Error Timeout Encountered by Langchain UnstructuredDirectoryLoader

I am facing an issue while trying to load a complex PDF file with tables and figures, spanning approximately 600 pages. When utilizing the fast option in Langchain-JS with NextJS Unstructured API, it partially works but misses out on some crucial data. On the other hand, selecting the hi_res option results in a timeout error. Despite adjusting the timeout settings to different values, the problem persists.
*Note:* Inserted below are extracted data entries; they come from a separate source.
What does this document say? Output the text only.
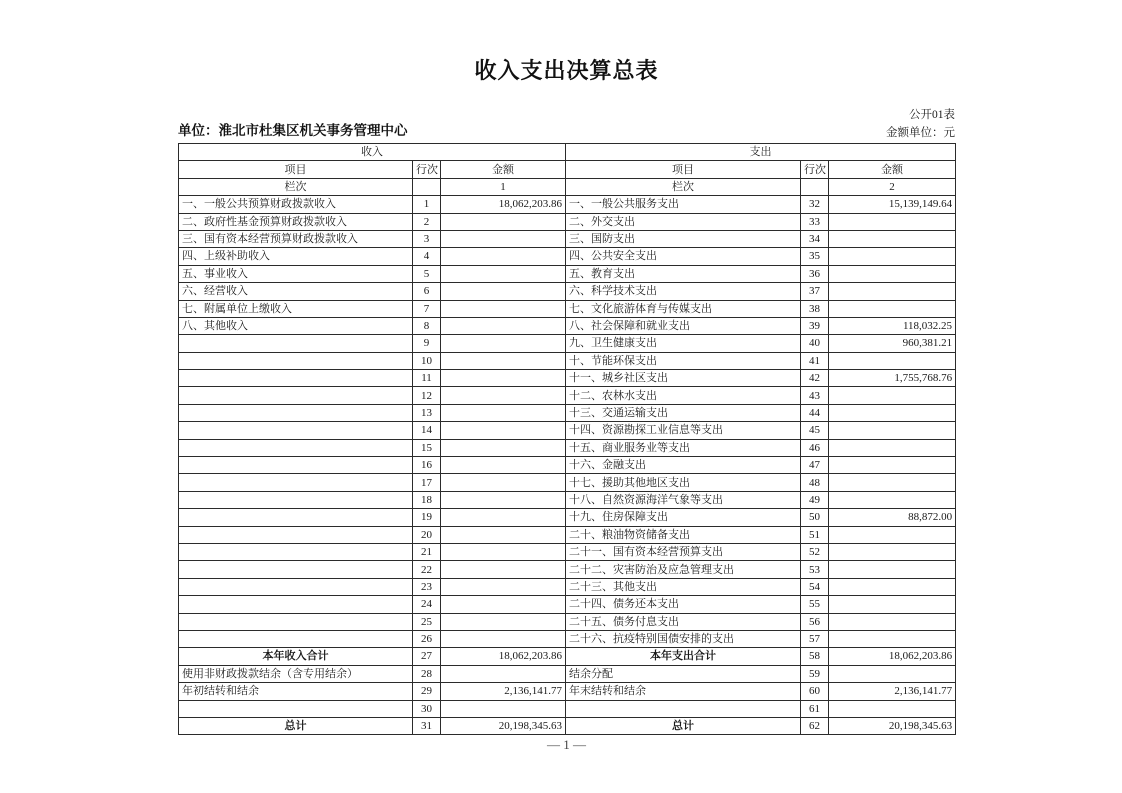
收入支出决算总表
公开01表
单位：淮北市杜集区机关事务管理中心	金额单位：元
收入			支出		
项目	行次	金额	项目	行次	金额
栏次		1	栏次		2
一、一般公共预算财政拨款收入	1	18,062,203.86	一、一般公共服务支出	32	15,139,149.64
二、政府性基金预算财政拨款收入	2		二、外交支出	33	
三、国有资本经营预算财政拨款收入	3		三、国防支出	34	
四、上级补助收入	4		四、公共安全支出	35	
五、事业收入	5		五、教育支出	36	
六、经营收入	6		六、科学技术支出	37	
七、附属单位上缴收入	7		七、文化旅游体育与传媒支出	38	
八、其他收入	8		八、社会保障和就业支出	39	118,032.25
	9		九、卫生健康支出	40	960,381.21
	10		十、节能环保支出	41	
	11		十一、城乡社区支出	42	1,755,768.76
	12		十二、农林水支出	43	
	13		十三、交通运输支出	44	
	14		十四、资源勘探工业信息等支出	45	
	15		十五、商业服务业等支出	46	
	16		十六、金融支出	47	
	17		十七、援助其他地区支出	48	
	18		十八、自然资源海洋气象等支出	49	
	19		十九、住房保障支出	50	88,872.00
	20		二十、粮油物资储备支出	51	
	21		二十一、国有资本经营预算支出	52	
	22		二十二、灾害防治及应急管理支出	53	
	23		二十三、其他支出	54	
	24		二十四、债务还本支出	55	
	25		二十五、债务付息支出	56	
	26		二十六、抗疫特别国债安排的支出	57	
本年收入合计	27	18,062,203.86	本年支出合计	58	18,062,203.86
使用非财政拨款结余（含专用结余）	28		结余分配	59	
年初结转和结余	29	2,136,141.77	年末结转和结余	60	2,136,141.77
	30			61	
总计	31	20,198,345.63	总计	62	20,198,345.63
— 1 —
I am willing to wait for the process to complete, so any assistance would be greatly appreciated.

ERROR:

error TypeError: fetch failed
    at Object.fetch (node:internal/deps/undici/undici:11576:11)
    at UnstructuredLoader._partition (e:/Web-Development/Developing/Nextjs/projects/gpt4-pdf/node_modules/langchain/dist/document_loaders/fs/unstructured.js:139:26)
    at UnstructuredLoader.load (e:/Web-Development/Developing/Nextjs/projects/gpt4-pdf/node_modules/langchain/dist/document_loaders/fs/unstructured.js:154:26)
    at UnstructuredDirectoryLoader.load (e:/Web-Development/Developing/Nextjs/projects/gpt4-pdf/node_modules/langchain/dist/document_loaders/fs/directory.js:80:40)
    at run (e:\Web-Development\Developing\Nextjs\projects\gpt4-pdf\scripts\ingest.ts:48:21)
    at <anonymous> (e:\Web-Development\Developing\Nextjs\projects\gpt4-pdf\scripts\ingest.ts:78:3) {
cause: HeadersTimeoutError: Headers Timeout Error
    at Timeout.onParserTimeout [as callback] (node:internal/deps/undici/undici:9748:32)
    at Timeout.onTimeout [as _onTimeout] (node:internal/deps/undici/undici:8047:17)
    at listOnTimeout (node:internal/timers:573:17)
    at process.processTimers (node:internal/timers:514:7) {
code: 'UND_ERR_HEADERS_TIMEOUT'
 }
}

The code causing the error:

const options = {
    apiKey: process.env.UNSTRUCTURED_API_KEY,
    strategy: "hi_res",
    timeout: 10000, //Tried various from 10000-10000000
};

const unstructuredLoader = new UnstructuredDirectoryLoader(
  filePath,
  options
);

const rawDocs = await unstructuredLoader.load();

Answer №1

these are the available options for selection:

export type UnstructuredLoaderOptions = {
    apiKey?: string;
    apiUrl?: string;
    strategy?: StringWithAutocomplete<UnstructuredLoaderStrategy>;
    encoding?: string;
    ocrLanguages?: Array<string>;
    coordinates?: boolean;
    pdfInferTableStructure?: boolean;
    xmlKeepTags?: boolean;
};
type UnstructuredDirectoryLoaderOptions = UnstructuredLoaderOptions & {
    recursive?: boolean;
    unknown?: UnknownHandling;
};

Please choose a strategy:

strategy?: StringWithAutocomplete<UnstructuredLoaderStrategy>;

This defines the type of strategy to be chosen:

type UnstructuredLoaderStrategy = "hi_res" | "fast" | "ocr_only" | "auto"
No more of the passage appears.